Overall, China shrank imports 0.1% to $228.7 billion. Accounting for the nasty price inflation now starting to bite, that represents a meaningful contraction. To boot, analysts had predicted an increase around 8%.
It’s part of a larger trend. On Tuesday, the World Trade Organization reduced its global trade growth forecast to 3% from 4.7%, largely because of the war in Europe.
One exception: China, which has declined to join the EU and U.S. in their harsh criticism of Russia invading Ukraine, increased imports from Russia 22.1% to $7.8 billion while exports fell 7.6% to $3.8 billion. By comparison, imports from the European Union declined 11.6% to $24.3 billion, while exports to the EU increased 21.7% to $44.4 billion. Imports from the U.S. fell 12.1% to $15.2 billion, while exports to the U.S. rose 22.7% to $47.3 billion. Exports to ASEAN countries increased 10.4% to $41.6 billion, while imports rose 2.3% to $34 billion. The ASEAN countries are now China’s largest trading partner, ahead of the U.S. and EU, as the world continues to economically splinter.
Chinese officials suggested an optimistic big picture. Chinese exports rose 14.7% year-on-year to $276.1 billion. For the entire first quarter, Chinese exports grew 15.8% to $820.9 billion. “Generally speaking, China’s foreign trade got off to a smooth start in the first quarter of this year, laying a good foundation for achieving the target for the whole year,” said spokesman Li Kuiwen. “At the same time, we should also see that there are some unexpected, sudden factors in the current international and domestic environments, the external environment of foreign trade is becoming more severe, development faces many risks and challenges.”

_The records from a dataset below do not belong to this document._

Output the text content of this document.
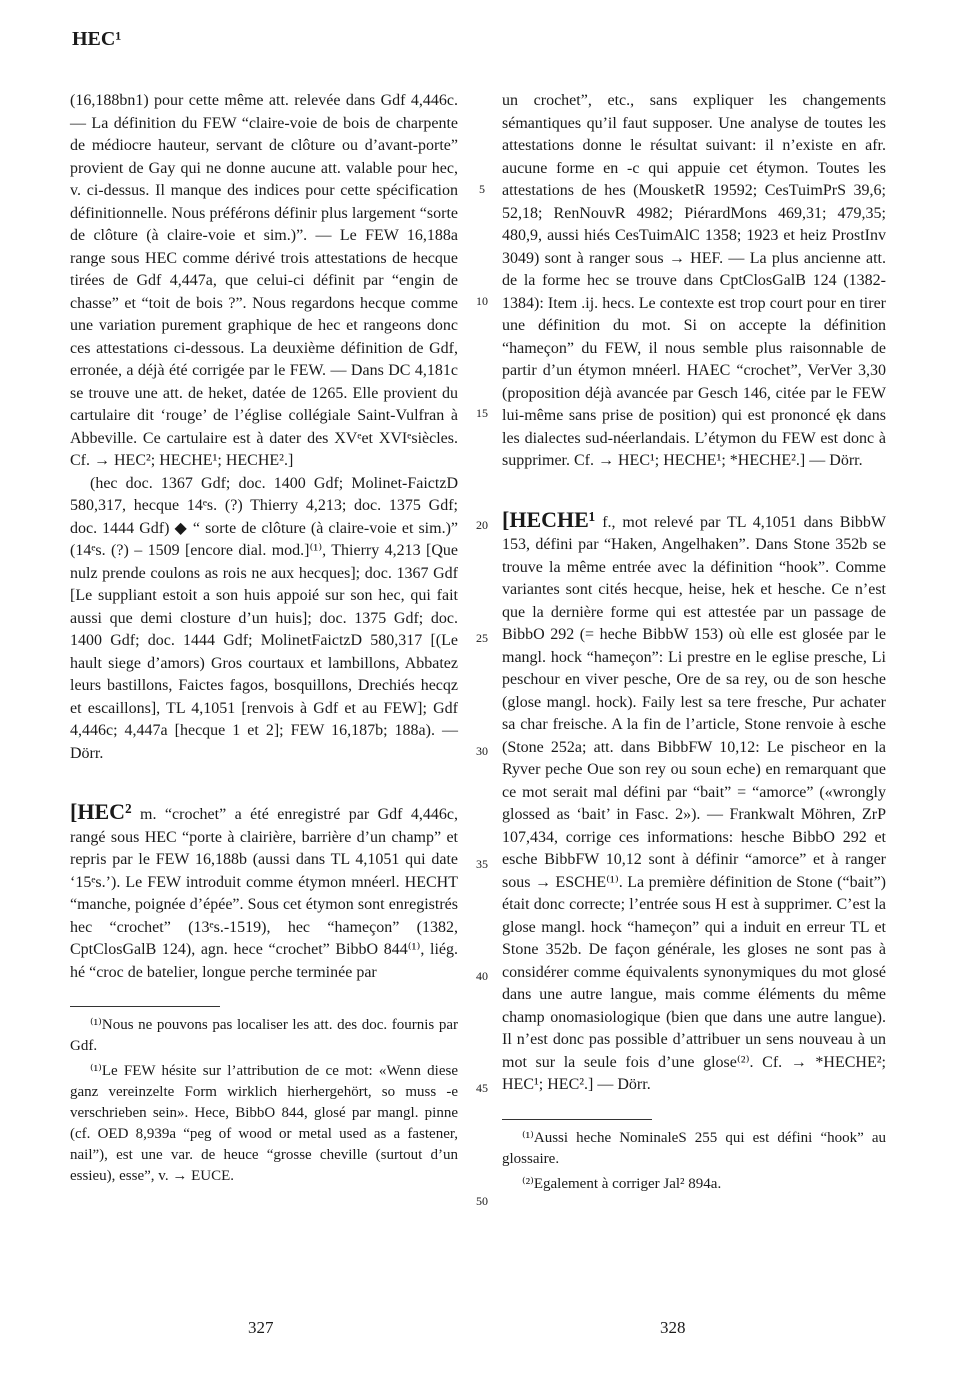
HEC¹

(16,188bn1) pour cette même att. relevée dans Gdf 4,446c. — La définition du FEW “claire-voie de bois de charpente de médiocre hauteur, servant de clôture ou d’avant-porte” provient de Gay qui ne donne aucune att. valable pour hec, v. ci-dessus. Il manque des indices pour cette spécification définitionnelle. Nous préférons définir plus largement “sorte de clôture (à claire-voie et sim.)”. — Le FEW 16,188a range sous HEC comme dérivé trois attestations de hecque tirées de Gdf 4,447a, que celui-ci définit par “engin de chasse” et “toit de bois ?”. Nous regardons hecque comme une variation purement graphique de hec et rangeons donc ces attestations ci-dessous. La deuxième définition de Gdf, erronée, a déjà été corrigée par le FEW. — Dans DC 4,181c se trouve une att. de heket, datée de 1265. Elle provient du cartulaire dit ‘rouge’ de l’église collégiale Saint-Vulfran à Abbeville. Ce cartulaire est à dater des XVᵉet XVIᵉsiècles. Cf. → HEC²; HECHE¹; HECHE².]

(hec doc. 1367 Gdf; doc. 1400 Gdf; Molinet-FaictzD 580,317, hecque 14ᵉs. (?) Thierry 4,213; doc. 1375 Gdf; doc. 1444 Gdf) ◆ “ sorte de clôture (à claire-voie et sim.)” (14ᵉs. (?) – 1509 [encore dial. mod.]⁽¹⁾, Thierry 4,213 [Que nulz prende coulons as rois ne aux hecques]; doc. 1367 Gdf [Le suppliant estoit a son huis appoié sur son hec, qui fait aussi que demi closture d’un huis]; doc. 1375 Gdf; doc. 1400 Gdf; doc. 1444 Gdf; MolinetFaictzD 580,317 [(Le hault siege d’amors) Gros courtaux et lambillons, Abbatez leurs bastillons, Faictes fagos, bosquillons, Drechiés hecqz et escaillons], TL 4,1051 [renvois à Gdf et au FEW]; Gdf 4,446c; 4,447a [hecque 1 et 2]; FEW 16,187b; 188a). — Dörr.

[HEC² m. “crochet” a été enregistré par Gdf 4,446c, rangé sous HEC “porte à clairière, barrière d’un champ” et repris par le FEW 16,188b (aussi dans TL 4,1051 qui date ‘15ᵉs.’). Le FEW introduit comme étymon mnéerl. HECHT “manche, poignée d’épée”. Sous cet étymon sont enregistrés hec “crochet” (13ᵉs.-1519), hec “hameçon” (1382, CptClosGalB 124), agn. hece “crochet” BibbO 844⁽¹⁾, liég. hé “croc de batelier, longue perche terminée par

⁽¹⁾Nous ne pouvons pas localiser les att. des doc. fournis par Gdf.

⁽¹⁾Le FEW hésite sur l’attribution de ce mot: «Wenn diese ganz vereinzelte Form wirklich hierhergehört, so muss -e verschrieben sein». Hece, BibbO 844, glosé par mangl. pinne (cf. OED 8,939a “peg of wood or metal used as a fastener, nail”), est une var. de heuce “grosse cheville (surtout d’un essieu), esse”, v. → EUCE.

5
10
15
20
25
30
35
40
45
50

un crochet”, etc., sans expliquer les changements sémantiques qu’il faut supposer. Une analyse de toutes les attestations donne le résultat suivant: il n’existe en afr. aucune forme en -c qui appuie cet étymon. Toutes les attestations de hes (MousketR 19592; CesTuimPrS 39,6; 52,18; RenNouvR 4982; PiérardMons 469,31; 479,35; 480,9, aussi hiés CesTuimAlC 1358; 1923 et heiz ProstInv 3049) sont à ranger sous → HEF. — La plus ancienne att. de la forme hec se trouve dans CptClosGalB 124 (1382-1384): Item .ij. hecs. Le contexte est trop court pour en tirer une définition du mot. Si on accepte la définition “hameçon” du FEW, il nous semble plus raisonnable de partir d’un étymon mnéerl. HAEC “crochet”, VerVer 3,30 (proposition déjà avancée par Gesch 146, citée par le FEW lui-même sans prise de position) qui est prononcé ęk dans les dialectes sud-néerlandais. L’étymon du FEW est donc à supprimer. Cf. → HEC¹; HECHE¹; *HECHE².] — Dörr.

[HECHE¹ f., mot relevé par TL 4,1051 dans BibbW 153, défini par “Haken, Angelhaken”. Dans Stone 352b se trouve la même entrée avec la définition “hook”. Comme variantes sont cités hecque, heise, hek et hesche. Ce n’est que la dernière forme qui est attestée par un passage de BibbO 292 (= heche BibbW 153) où elle est glosée par le mangl. hock “hameçon”: Li prestre en le eglise presche, Li peschour en viver pesche, Ore de sa rey, ou de son hesche (glose mangl. hock). Faily lest sa tere fresche, Pur achater sa char freische. A la fin de l’article, Stone renvoie à esche (Stone 252a; att. dans BibbFW 10,12: Le pischeor en la Ryver peche Oue son rey ou soun eche) en remarquant que ce mot serait mal défini par “bait” = “amorce” («wrongly glossed as ‘bait’ in Fasc. 2»). — Frankwalt Möhren, ZrP 107,434, corrige ces informations: hesche BibbO 292 et esche BibbFW 10,12 sont à définir “amorce” et à ranger sous → ESCHE⁽¹⁾. La première définition de Stone (“bait”) était donc correcte; l’entrée sous H est à supprimer. C’est la glose mangl. hock “hameçon” qui a induit en erreur TL et Stone 352b. De façon générale, les gloses ne sont pas à considérer comme équivalents synonymiques du mot glosé dans une autre langue, mais comme éléments du même champ onomasiologique (bien que dans une autre langue). Il n’est donc pas possible d’attribuer un sens nouveau à un mot sur la seule fois d’une glose⁽²⁾. Cf. → *HECHE²; HEC¹; HEC².] — Dörr.

⁽¹⁾Aussi heche NominaleS 255 qui est défini “hook” au glossaire.

⁽²⁾Egalement à corriger Jal² 894a.

327	328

All the signs point to a contraction of Chinese industrial activity. China reduced imports of natural gas 7.8% year-on-year to 8 million tons, refined petroleum products 11.7% to 1.8 million tons, and crude petroleum oil 14% to 42.7 million tons. China broadly reduced its agriculture imports in March, as Covid helped delay freight arrivals. It cut imports of soybeans 18.2% year-on-year to 6.3 million tons, grain 5.6% to 12 million tons, and vegetable oil 60.6% to 307,000 tons.

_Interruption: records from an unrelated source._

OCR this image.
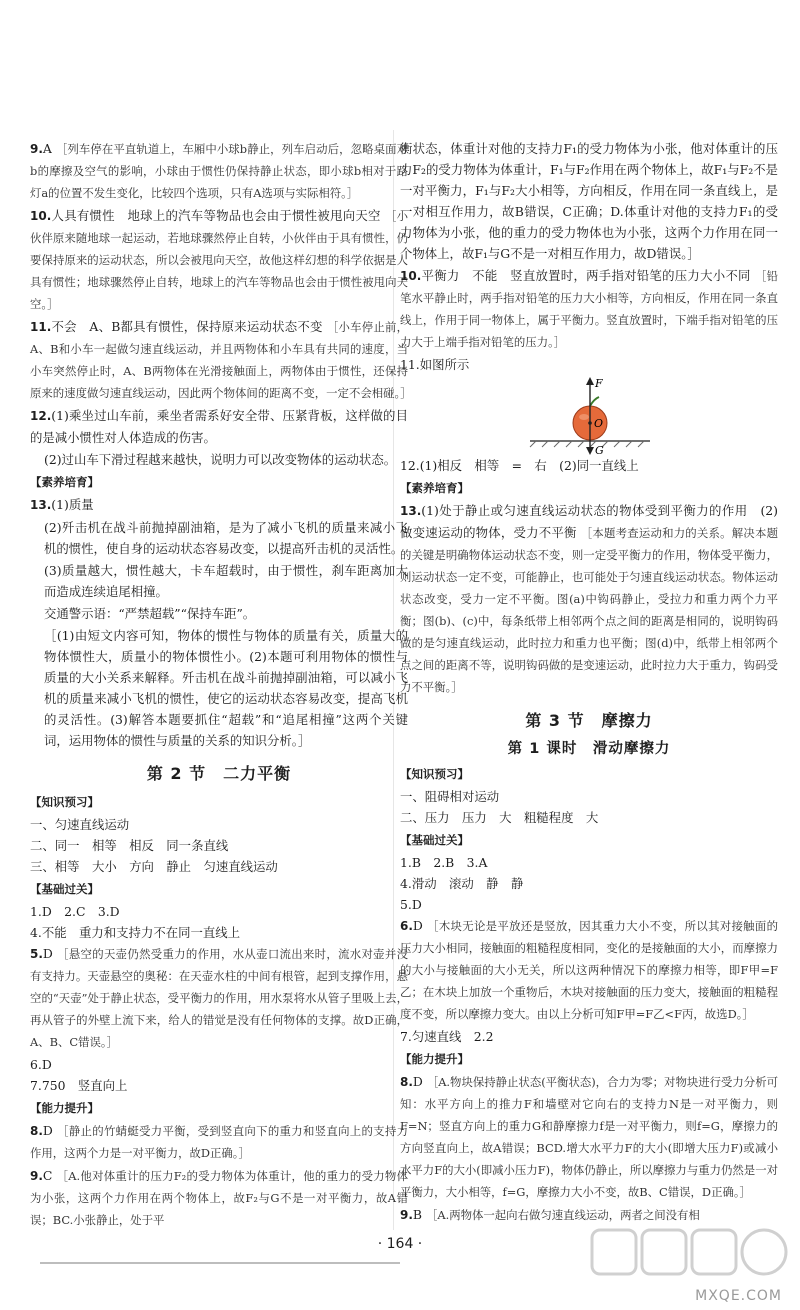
9.A ［列车停在平直轨道上，车厢中小球b静止，列车启动后，忽略桌面对b的摩擦及空气的影响，小球由于惯性仍保持静止状态，即小球b相对于路灯a的位置不发生变化，比较四个选项，只有A选项与实际相符。］
10.人具有惯性　地球上的汽车等物品也会由于惯性被甩向天空 ［小伙伴原来随地球一起运动，若地球骤然停止自转，小伙伴由于具有惯性，仍要保持原来的运动状态，所以会被甩向天空，故他这样幻想的科学依据是人具有惯性；地球骤然停止自转，地球上的汽车等物品也会由于惯性被甩向天空。］
11.不会　A、B都具有惯性，保持原来运动状态不变 ［小车停止前，A、B和小车一起做匀速直线运动，并且两物体和小车具有共同的速度，当小车突然停止时，A、B两物体在光滑接触面上，两物体由于惯性，还保持原来的速度做匀速直线运动，因此两个物体间的距离不变，一定不会相碰。］
12.(1)乘坐过山车前，乘坐者需系好安全带、压紧背板，这样做的目的是减小惯性对人体造成的伤害。
(2)过山车下滑过程越来越快，说明力可以改变物体的运动状态。
【素养培育】
13.(1)质量
(2)歼击机在战斗前抛掉副油箱，是为了减小飞机的质量来减小飞机的惯性，使自身的运动状态容易改变，以提高歼击机的灵活性。
(3)质量越大，惯性越大，卡车超载时，由于惯性，刹车距离加大而造成连续追尾相撞。
交通警示语：“严禁超载”“保持车距”。
［(1)由短文内容可知，物体的惯性与物体的质量有关，质量大的物体惯性大，质量小的物体惯性小。(2)本题可利用物体的惯性与质量的大小关系来解释。歼击机在战斗前抛掉副油箱，可以减小飞机的质量来减小飞机的惯性，使它的运动状态容易改变，提高飞机的灵活性。(3)解答本题要抓住“超载”和“追尾相撞”这两个关键词，运用物体的惯性与质量的关系的知识分析。］
第 2 节　二力平衡
【知识预习】
一、匀速直线运动
二、同一　相等　相反　同一条直线
三、相等　大小　方向　静止　匀速直线运动
【基础过关】
1.D　2.C　3.D
4.不能　重力和支持力不在同一直线上
5.D ［悬空的天壶仍然受重力的作用，水从壶口流出来时，流水对壶并没有支持力。天壶悬空的奥秘：在天壶水柱的中间有根管，起到支撑作用，悬空的“天壶”处于静止状态，受平衡力的作用，用水泵将水从管子里吸上去，再从管子的外壁上流下来，给人的错觉是没有任何物体的支撑。故D正确，A、B、C错误。］
6.D
7.750　竖直向上
【能力提升】
8.D ［静止的竹蜻蜓受力平衡，受到竖直向下的重力和竖直向上的支持力作用，这两个力是一对平衡力，故D正确。］
9.C ［A.他对体重计的压力F₂的受力物体为体重计，他的重力的受力物体为小张，这两个力作用在两个物体上，故F₂与G不是一对平衡力，故A错误；BC.小张静止，处于平
衡状态，体重计对他的支持力F₁的受力物体为小张，他对体重计的压力F₂的受力物体为体重计，F₁与F₂作用在两个物体上，故F₁与F₂不是一对平衡力，F₁与F₂大小相等，方向相反，作用在同一条直线上，是一对相互作用力，故B错误，C正确；D.体重计对他的支持力F₁的受力物体为小张，他的重力的受力物体也为小张，这两个力作用在同一个物体上，故F₁与G不是一对相互作用力，故D错误。］
10.平衡力　不能　竖直放置时，两手指对铅笔的压力大小不同 ［铅笔水平静止时，两手指对铅笔的压力大小相等，方向相反，作用在同一条直线上，作用于同一物体上，属于平衡力。竖直放置时，下端手指对铅笔的压力大于上端手指对铅笔的压力。］
11.如图所示
F
O
G
12.(1)相反　相等　=　右　(2)同一直线上
【素养培育】
13.(1)处于静止或匀速直线运动状态的物体受到平衡力的作用　(2)做变速运动的物体，受力不平衡 ［本题考查运动和力的关系。解决本题的关键是明确物体运动状态不变，则一定受平衡力的作用，物体受平衡力，则运动状态一定不变，可能静止，也可能处于匀速直线运动状态。物体运动状态改变，受力一定不平衡。图(a)中钩码静止，受拉力和重力两个力平衡；图(b)、(c)中，每条纸带上相邻两个点之间的距离是相同的，说明钩码做的是匀速直线运动，此时拉力和重力也平衡；图(d)中，纸带上相邻两个点之间的距离不等，说明钩码做的是变速运动，此时拉力大于重力，钩码受力不平衡。］
第 3 节　摩擦力
第 1 课时　滑动摩擦力
【知识预习】
一、阻碍相对运动
二、压力　压力　大　粗糙程度　大
【基础过关】
1.B　2.B　3.A
4.滑动　滚动　静　静
5.D
6.D ［木块无论是平放还是竖放，因其重力大小不变，所以其对接触面的压力大小相同，接触面的粗糙程度相同，变化的是接触面的大小，而摩擦力的大小与接触面的大小无关，所以这两种情况下的摩擦力相等，即F甲=F乙；在木块上加放一个重物后，木块对接触面的压力变大，接触面的粗糙程度不变，所以摩擦力变大。由以上分析可知F甲=F乙<F丙，故选D。］
7.匀速直线　2.2
【能力提升】
8.D ［A.物块保持静止状态(平衡状态)，合力为零；对物块进行受力分析可知：水平方向上的推力F和墙壁对它向右的支持力N是一对平衡力，则F=N；竖直方向上的重力G和静摩擦力f是一对平衡力，则f=G，摩擦力的方向竖直向上，故A错误；BCD.增大水平力F的大小(即增大压力F)或减小水平力F的大小(即减小压力F)，物体仍静止，所以摩擦力与重力仍然是一对平衡力，大小相等，f=G，摩擦力大小不变，故B、C错误，D正确。］
9.B ［A.两物体一起向右做匀速直线运动，两者之间没有相
· 164 ·
MXQE.COM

Another major challenge: After a strong rebound in global trade driven by Western consumers spending stimulus money, the economy faces a possible recession, especially with inflation starting to bite. For example, China’s shipments of mobile phones declined by volume 8.6% to 66.9 million sets but increased 14.1% by value to $12.4 billion. That means people are buying less but prices are going up. One burgeoning sector of the Chinese industrial economy that continues to perform well is its production of cars and trucks. Automotive shipments increased 54.5% to $3.3 billion.

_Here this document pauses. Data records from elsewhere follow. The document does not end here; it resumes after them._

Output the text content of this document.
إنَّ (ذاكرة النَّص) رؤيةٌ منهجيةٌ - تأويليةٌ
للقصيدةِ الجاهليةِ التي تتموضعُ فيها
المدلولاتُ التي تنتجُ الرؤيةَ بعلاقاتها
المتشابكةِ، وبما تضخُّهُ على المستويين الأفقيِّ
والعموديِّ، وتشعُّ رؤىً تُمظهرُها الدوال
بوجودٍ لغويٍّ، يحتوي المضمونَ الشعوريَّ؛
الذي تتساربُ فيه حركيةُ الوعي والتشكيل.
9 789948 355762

The development of the green economy has underscored the importance of rare earths. Exports of rare earths increased 100.1% to $116.6 million. For all their importance, rare earths remain a relatively small, niche industry.
With China buying less, that’s likely to increase calls for protectionism. In March, the overall trade surplus with the U.S. increased 50% to $32.1 billion, from $59.8 billion combined in January and February.
One hopeful sign: Exports of footwear increased 26.8% to $3.2 billion. Overall last month, China exported 597.8 million pairs of shoes.